Tout semble indiquer que le Maroc rentre dans les projets américains concernant l’Afrique. Les experts américains de la Maison Blanche semblent vouloir profiter du rapprochement entre Israël et le Maroc, pour mettre sur pied un plan d’action visant à contrecarrer la Chine. Ils parlent d’empêcher la Chine de s’étendre sur le continent africain. En fait, il ne s’agit pas d’arrêter que la marche des Chinois, mais celle de l’Asie qui semble aujourd’hui se regrouper contre l’Occident. La guerre en Ukraine a permis de voir se dessiner les contours d’une nouvelle carte mondiale où la Russie serait rebaptisée asiatique, le Japon et la Corée du sud occidentales (ne serait-ce que momentanément), et le reste du monde sera partagé entre les anciennes forces et les forces naissantes, celles de demain.
Entre forces asiatiques montantes et celles de l’Occident décadentes, le reste du monde reste indécis, ne sachant sur quel pied danser, ni de quel côté se ranger. L’exemple le plus éloquent demeure bien sûr celui des pays jouxtant territorialement les grandes puissances : des pays en Amérique latine, le Japon et la Corée du Sud, la Turquie, quelques pays africains, les pays du Maghreb et plus particulièrement le Maroc et l’Algérie.

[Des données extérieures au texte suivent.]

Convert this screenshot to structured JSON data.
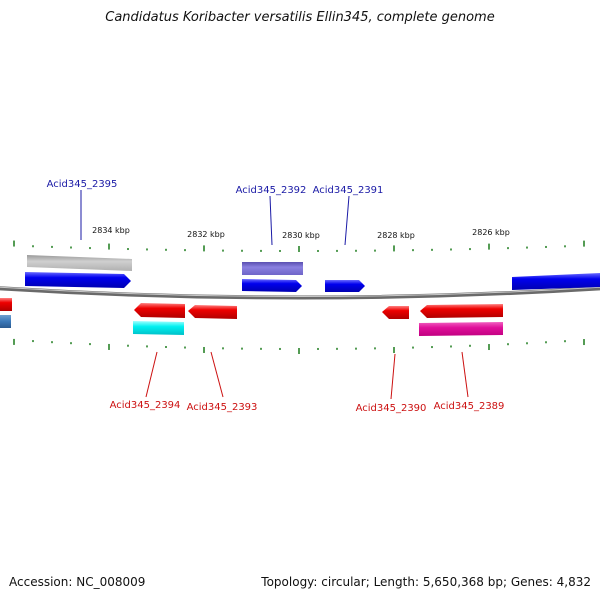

Or, si le Maroc a donné des singes de rangement du côté des anciennes forces, l’Algérie reste encore indécise et joue sur la corde raide du choix difficile. Mais, contrairement à la totalité des pays du Maghreb, le Maroc avait déjà vécu cette situation de choix entre l’ancien et le nouveau. Quand le Monde Musulman (sunnite) dont fait partie le Maroc, était sous tutelle turque, le royaume était confronté au choix difficile entre s’embarquer dans la Renaissance européenne ou s’accrocher à ses valeurs anciennes. Il subissait les avancées technologiques de la Renaissance sans vouloir réellement s’y engager. Il avait été contraint de quitter Al-Andalus, de se replier derrière les mers et de se défendre contre l’incursion sur son sol, aussi bien des Nazaréens que de leurs idées. Ses théologiens n’hésitaient pas à comparer les inventions mécaniques de l’Europe aux machinations dangereuses de Satan.
Mais la Renaissance européenne avait continué ses exploits. Après la libération des imaginaires, ce fut le tour des individus, des lois et des grands changements de valeurs… Mais la résistance marocaine au changement a continué et sans relâche.
Quand, à partir des années 1840, les émissaires et les Consuls européens venaient proposer aux sultans du Maroc, le télégraphe et le train, ses théologiens étaient fiers de le convaincre de ne pas accepter les produits de Satan. Or, on sait le rôle que ces deux inventions ont joué dans la stabilisation, la sécurité et la prospérité d’un pays aussi grand que les états-Unis d’Amérique. Informer aussi vite que l’éclair et déplacer les armées, les marchandises et les armes plus vite que ne le feraient les mhallas : le Maroc a raté là un moment historique. Après la deuxième guerre mondiale, le Maroc était le mieux placé pour s’embarquer dans le projet américain, mais il choisit de rester fidèle à l’Europe et spécialement la France. Pourquoi ? Par conservatisme, par peur de se tromper, par manque de courage de prendre le risque ? Seuls les architectes de la politique de l’époque, et surtout les forces qui disaient avoir lutté pour l’indépendance du pays, le savent.
Aujourd’hui, au moment où l’Amérique montre des signes de faiblesse évidente, et qu’elle songe à se retirer du Proche Orient avec les problèmes qu’elle n’a su, ni pu résoudre, et se tourne vers l’Afrique, le Maroc décide enfin de s’embarque dans son projet.
Au même moment, la Chine insiste sur l’importance de la relation avec ce pays, propose des partenariats… Mais le Maroc résiste. Certes, la Chine comme toutes les autres forces avant elles, ne fait pas de cadeau, mais c’est là où l’on peut tester la clairvoyance et l’envie de sortir des cadres anciens voués à la disparition.
Un choix qui semble difficile pour des classes économiques, sociales et politiques bien installées dans la sécurité de la certitude, mais l’avenir ne tardera peut-être pas à les démentir.